華々しいキャリアの代償で入院や車椅子生活も ファーディナンドが明かした現役引退後の苦悩

流血しながらも闘志を見せるファーディナンド氏 photo/Getty Images

“命”を削りながら戦ってきた

かつてマンチェスター・ユナイテッドなどで活躍した元イングランド代表DFリオ・ファーディナンド氏が、引退後の苦悩について口を開いた。

現在47歳のファーディナンド氏は、イングランド代表として81キャップを記録しているほか、3度のW杯に参加。また、クラブではプレミアリーグ通算出場数が「500」を超えており、ユナイテッド時代には6度のリーグ制覇に加え、2007-08シーズンには欧州制覇も経験している。闘志溢れるプレイで多くのファンを魅了した、まさにサッカー界のレジェンドだ。

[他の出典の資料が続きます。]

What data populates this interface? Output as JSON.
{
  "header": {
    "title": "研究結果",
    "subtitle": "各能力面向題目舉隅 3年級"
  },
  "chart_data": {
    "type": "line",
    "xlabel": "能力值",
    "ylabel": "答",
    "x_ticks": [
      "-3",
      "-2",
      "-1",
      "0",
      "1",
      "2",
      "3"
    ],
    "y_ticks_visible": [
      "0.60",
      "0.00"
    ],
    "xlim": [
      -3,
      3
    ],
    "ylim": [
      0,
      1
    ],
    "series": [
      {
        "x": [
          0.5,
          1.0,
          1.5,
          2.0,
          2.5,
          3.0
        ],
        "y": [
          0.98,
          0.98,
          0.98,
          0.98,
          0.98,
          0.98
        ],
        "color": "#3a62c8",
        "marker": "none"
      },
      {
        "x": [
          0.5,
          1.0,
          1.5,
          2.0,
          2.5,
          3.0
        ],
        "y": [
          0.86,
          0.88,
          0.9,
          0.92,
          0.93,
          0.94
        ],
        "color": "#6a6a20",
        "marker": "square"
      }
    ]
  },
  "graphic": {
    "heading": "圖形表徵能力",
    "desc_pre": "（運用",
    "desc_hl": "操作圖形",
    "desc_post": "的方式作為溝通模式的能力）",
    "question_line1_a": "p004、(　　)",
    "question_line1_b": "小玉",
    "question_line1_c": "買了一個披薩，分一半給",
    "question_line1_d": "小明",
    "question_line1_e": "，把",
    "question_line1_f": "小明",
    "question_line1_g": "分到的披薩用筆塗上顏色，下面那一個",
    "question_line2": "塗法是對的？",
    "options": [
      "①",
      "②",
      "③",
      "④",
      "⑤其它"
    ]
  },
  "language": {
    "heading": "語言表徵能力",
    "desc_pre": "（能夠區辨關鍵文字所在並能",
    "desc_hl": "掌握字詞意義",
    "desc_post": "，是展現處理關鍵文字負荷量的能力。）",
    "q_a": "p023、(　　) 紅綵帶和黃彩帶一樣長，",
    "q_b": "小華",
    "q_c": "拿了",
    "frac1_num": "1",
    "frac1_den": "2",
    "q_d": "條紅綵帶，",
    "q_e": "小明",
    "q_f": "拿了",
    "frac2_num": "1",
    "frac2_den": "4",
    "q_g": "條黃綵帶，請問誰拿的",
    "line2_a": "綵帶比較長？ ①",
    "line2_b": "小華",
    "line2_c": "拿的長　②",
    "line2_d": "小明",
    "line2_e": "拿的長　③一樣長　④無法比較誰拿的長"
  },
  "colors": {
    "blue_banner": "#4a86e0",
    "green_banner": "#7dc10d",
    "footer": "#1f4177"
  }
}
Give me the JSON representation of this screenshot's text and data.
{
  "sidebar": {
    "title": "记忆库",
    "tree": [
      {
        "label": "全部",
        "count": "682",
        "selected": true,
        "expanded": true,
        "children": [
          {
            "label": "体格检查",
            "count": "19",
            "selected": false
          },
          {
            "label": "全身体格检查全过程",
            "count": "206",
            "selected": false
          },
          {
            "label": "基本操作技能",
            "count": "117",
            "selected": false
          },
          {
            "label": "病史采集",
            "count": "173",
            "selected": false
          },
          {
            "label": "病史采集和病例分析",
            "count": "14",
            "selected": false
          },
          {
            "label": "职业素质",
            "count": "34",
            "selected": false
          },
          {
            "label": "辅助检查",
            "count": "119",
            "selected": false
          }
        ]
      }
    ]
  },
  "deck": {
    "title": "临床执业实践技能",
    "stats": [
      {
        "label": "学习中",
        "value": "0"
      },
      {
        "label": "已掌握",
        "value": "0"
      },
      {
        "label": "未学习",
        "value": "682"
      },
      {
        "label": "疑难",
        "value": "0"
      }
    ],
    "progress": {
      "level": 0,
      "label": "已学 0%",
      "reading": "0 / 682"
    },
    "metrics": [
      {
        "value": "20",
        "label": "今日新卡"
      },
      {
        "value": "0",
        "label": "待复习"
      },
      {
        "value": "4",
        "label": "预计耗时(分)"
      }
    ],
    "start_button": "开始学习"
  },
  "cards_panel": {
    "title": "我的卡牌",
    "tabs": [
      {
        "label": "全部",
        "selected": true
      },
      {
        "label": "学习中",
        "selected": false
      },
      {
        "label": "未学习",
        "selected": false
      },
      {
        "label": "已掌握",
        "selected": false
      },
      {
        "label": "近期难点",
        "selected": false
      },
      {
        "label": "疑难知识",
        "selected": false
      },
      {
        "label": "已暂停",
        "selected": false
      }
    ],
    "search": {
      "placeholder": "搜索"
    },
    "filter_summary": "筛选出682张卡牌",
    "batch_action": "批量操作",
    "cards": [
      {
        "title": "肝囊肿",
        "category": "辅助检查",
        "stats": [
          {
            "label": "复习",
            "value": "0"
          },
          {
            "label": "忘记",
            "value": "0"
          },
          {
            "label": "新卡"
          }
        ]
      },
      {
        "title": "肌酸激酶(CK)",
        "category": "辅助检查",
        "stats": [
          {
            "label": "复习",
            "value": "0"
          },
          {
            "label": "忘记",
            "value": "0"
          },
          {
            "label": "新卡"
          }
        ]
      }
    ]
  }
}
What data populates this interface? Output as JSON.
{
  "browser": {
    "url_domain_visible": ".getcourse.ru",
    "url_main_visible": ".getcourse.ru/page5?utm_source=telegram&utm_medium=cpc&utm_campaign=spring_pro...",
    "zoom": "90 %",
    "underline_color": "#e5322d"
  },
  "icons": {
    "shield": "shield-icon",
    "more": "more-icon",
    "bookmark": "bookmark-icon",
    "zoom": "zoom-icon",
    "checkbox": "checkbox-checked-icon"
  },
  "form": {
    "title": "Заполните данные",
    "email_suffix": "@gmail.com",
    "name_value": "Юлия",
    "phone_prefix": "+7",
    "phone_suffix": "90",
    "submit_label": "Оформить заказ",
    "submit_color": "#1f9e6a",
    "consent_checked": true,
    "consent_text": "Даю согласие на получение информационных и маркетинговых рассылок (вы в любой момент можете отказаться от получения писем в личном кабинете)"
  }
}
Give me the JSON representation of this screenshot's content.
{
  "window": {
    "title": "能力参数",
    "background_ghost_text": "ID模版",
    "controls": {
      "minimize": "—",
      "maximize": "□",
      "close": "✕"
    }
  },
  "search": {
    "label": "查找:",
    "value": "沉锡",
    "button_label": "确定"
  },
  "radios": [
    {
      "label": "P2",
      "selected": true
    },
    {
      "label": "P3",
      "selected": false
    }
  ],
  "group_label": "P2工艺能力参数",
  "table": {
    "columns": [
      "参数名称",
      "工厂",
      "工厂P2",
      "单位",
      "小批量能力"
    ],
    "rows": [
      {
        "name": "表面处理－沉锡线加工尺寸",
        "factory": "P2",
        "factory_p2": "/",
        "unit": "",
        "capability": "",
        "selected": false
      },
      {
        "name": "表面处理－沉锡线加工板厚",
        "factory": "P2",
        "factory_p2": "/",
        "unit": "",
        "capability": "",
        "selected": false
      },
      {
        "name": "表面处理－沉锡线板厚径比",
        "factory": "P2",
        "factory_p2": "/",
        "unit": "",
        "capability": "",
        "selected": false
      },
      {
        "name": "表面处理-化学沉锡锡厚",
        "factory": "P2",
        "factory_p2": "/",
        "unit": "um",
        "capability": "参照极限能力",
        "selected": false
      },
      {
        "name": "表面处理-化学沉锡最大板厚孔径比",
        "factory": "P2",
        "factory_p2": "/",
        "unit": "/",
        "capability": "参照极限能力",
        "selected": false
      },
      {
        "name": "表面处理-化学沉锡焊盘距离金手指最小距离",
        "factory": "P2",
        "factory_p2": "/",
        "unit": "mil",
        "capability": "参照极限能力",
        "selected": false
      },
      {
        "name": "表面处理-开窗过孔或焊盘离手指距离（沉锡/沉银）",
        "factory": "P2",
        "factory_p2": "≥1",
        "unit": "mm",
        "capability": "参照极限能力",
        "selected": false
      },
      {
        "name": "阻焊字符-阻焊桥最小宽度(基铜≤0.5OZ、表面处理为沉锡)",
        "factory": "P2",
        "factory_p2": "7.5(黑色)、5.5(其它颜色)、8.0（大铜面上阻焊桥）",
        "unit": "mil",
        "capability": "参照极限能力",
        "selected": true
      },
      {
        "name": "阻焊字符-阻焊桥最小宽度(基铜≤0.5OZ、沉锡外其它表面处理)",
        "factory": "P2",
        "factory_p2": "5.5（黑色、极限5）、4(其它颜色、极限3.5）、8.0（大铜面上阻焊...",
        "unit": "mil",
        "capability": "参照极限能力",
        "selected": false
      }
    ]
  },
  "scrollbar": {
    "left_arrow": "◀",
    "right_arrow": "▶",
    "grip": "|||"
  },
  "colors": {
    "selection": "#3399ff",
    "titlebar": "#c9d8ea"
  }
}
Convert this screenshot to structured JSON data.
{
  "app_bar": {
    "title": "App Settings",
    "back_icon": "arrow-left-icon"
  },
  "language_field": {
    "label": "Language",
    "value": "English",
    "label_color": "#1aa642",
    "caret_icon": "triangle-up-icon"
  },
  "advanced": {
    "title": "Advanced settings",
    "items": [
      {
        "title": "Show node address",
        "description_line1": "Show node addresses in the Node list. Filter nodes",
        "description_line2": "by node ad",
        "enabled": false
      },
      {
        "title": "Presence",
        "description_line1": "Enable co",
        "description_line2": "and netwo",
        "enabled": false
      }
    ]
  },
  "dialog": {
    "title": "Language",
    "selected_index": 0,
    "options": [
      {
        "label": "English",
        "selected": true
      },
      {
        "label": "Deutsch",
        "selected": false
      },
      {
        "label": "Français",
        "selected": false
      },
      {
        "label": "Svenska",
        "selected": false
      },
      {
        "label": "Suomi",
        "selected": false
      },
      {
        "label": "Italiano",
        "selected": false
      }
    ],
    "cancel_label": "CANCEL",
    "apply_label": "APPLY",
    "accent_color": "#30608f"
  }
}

非常に華々しいキャリアである。これだけ見れば誰しもが羨む人生だが、その華々しさや輝かしさの裏には、計り知れない代償もあるのかもしれない。英『Mirror』によると、引退から10年以上もの時が経っているファーディナンド氏が、このような胸の内を告白したという。
「長い間、腰痛に悩まされている。現役時代に負った怪我もあって……試合に出るために6年間、薬を飲んだり、注射を打ったりしていたからね。それが影響しているんだと思う。腰がひどい時は数日間入院したり、数日間車椅子での生活を強いられたりするんだ。信じられないかもしれないが、突然襲ってくるんだよ」

以前、元アルゼンチン代表FWガブリエル・バティストゥータ氏も現役時代に酷使した膝の影響で歩行が困難。引退したあとも「足を切り落としてほしい」と思うほどの痛みに悩まされていたことを明かしていた。

大事な一戦を前に「命をかけて戦う」や「全てを捧げる」などと口にする選手もいるが、実際に彼らは使命を果たすために自身の“命”を削りながら戦っている。多くのスポーツ選手に言えることかもしれない。一方で、だからこそ見る者を熱狂させたり、感動させることができるのであろう。